Flashback: January 21, 2009, Washington, DC.
The grounds of the Capitol, frozen below and swollen above with the bodies of hundreds of thousands.
Somewhere between 1.8 million and 3 million people traveled to DC to witness the swearing-in of Barack Obama as the nation's first African American president.
I was part of that crowd.
How I got there and why I was there was:
* about teaching and learning
* about grassroots democracy
* about the power of social media to connect students and others to a larger historic event.
But that's another story.
Flash forward four years.
January 20, 2013, Washington, DC.
The grounds of the Capitol, frozen below and swollen above with the bodies of hundreds of thousands.
About six hundred thousand people traveled to DC to witness the second swearing-in of Obama.
I was part of that crowd.
How and why I went back has to do with teaching and learning.
But that's another story.
Here's the message:
Snagged a gold ticket and a seat on a 6 a.m. train in-bound from Fairfax County, VA, where I was staying with my aunt .
Emerged from the ground,
Saw the dome of the Capitol glowing against a dawn-lightening sky.

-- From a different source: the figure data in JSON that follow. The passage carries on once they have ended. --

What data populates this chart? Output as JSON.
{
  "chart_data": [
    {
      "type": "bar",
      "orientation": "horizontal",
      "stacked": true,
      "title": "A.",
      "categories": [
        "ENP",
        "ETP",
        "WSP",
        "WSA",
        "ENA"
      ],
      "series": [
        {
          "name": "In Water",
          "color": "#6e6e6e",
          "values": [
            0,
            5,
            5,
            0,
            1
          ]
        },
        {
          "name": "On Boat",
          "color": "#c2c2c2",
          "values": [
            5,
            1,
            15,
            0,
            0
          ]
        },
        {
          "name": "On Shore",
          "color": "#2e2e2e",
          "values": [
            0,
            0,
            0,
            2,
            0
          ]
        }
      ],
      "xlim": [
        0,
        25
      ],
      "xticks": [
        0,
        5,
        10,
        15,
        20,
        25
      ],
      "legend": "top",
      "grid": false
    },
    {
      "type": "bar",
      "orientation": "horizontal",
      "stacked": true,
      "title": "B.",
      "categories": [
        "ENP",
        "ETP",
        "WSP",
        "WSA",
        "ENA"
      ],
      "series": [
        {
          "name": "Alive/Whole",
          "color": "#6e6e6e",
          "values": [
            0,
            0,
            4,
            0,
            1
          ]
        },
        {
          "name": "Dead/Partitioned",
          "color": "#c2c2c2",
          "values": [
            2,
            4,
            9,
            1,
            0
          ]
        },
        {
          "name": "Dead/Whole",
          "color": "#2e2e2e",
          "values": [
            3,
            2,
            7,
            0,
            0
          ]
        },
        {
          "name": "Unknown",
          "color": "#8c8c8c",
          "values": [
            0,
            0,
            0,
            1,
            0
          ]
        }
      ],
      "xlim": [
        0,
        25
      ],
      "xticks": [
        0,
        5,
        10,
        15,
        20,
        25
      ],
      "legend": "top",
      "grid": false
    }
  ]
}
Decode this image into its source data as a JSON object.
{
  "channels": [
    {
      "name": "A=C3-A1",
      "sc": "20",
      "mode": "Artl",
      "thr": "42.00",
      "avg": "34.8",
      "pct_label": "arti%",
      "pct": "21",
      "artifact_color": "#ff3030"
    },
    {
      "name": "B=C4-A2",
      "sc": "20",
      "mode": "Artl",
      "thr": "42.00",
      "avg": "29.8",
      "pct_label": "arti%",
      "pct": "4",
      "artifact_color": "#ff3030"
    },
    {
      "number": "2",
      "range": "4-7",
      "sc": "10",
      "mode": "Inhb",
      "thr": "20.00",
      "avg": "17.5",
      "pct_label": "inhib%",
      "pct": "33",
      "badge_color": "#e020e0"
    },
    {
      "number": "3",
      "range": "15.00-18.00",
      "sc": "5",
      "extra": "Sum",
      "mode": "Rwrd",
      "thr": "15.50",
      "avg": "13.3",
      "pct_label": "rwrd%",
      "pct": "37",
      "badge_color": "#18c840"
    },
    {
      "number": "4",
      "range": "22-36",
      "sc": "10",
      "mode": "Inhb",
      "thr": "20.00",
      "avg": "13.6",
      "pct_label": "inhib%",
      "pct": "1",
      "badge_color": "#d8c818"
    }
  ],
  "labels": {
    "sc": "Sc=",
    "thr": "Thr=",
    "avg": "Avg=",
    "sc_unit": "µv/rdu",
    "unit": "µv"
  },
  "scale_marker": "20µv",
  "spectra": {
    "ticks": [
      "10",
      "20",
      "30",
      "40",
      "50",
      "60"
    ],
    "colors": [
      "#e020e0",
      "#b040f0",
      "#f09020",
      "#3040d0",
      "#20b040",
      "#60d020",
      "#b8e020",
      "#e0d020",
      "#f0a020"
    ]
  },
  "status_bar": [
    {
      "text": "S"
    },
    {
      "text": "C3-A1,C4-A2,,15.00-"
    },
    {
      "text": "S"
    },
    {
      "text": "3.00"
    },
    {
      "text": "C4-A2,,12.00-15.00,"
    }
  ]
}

Walked through security, taking pictures and posting them to Facebook,
(something that my privacy, freedom, and security friends admonished me for later).
Walked out of security and started striding as fast as I could toward those glowing domes.
The goal: get as close to the president as possible, even though I knew I wouldn't see a thing.
I found a spot, below a Jumbotron.
I would be eye-to-eye with Obama, live on the screen.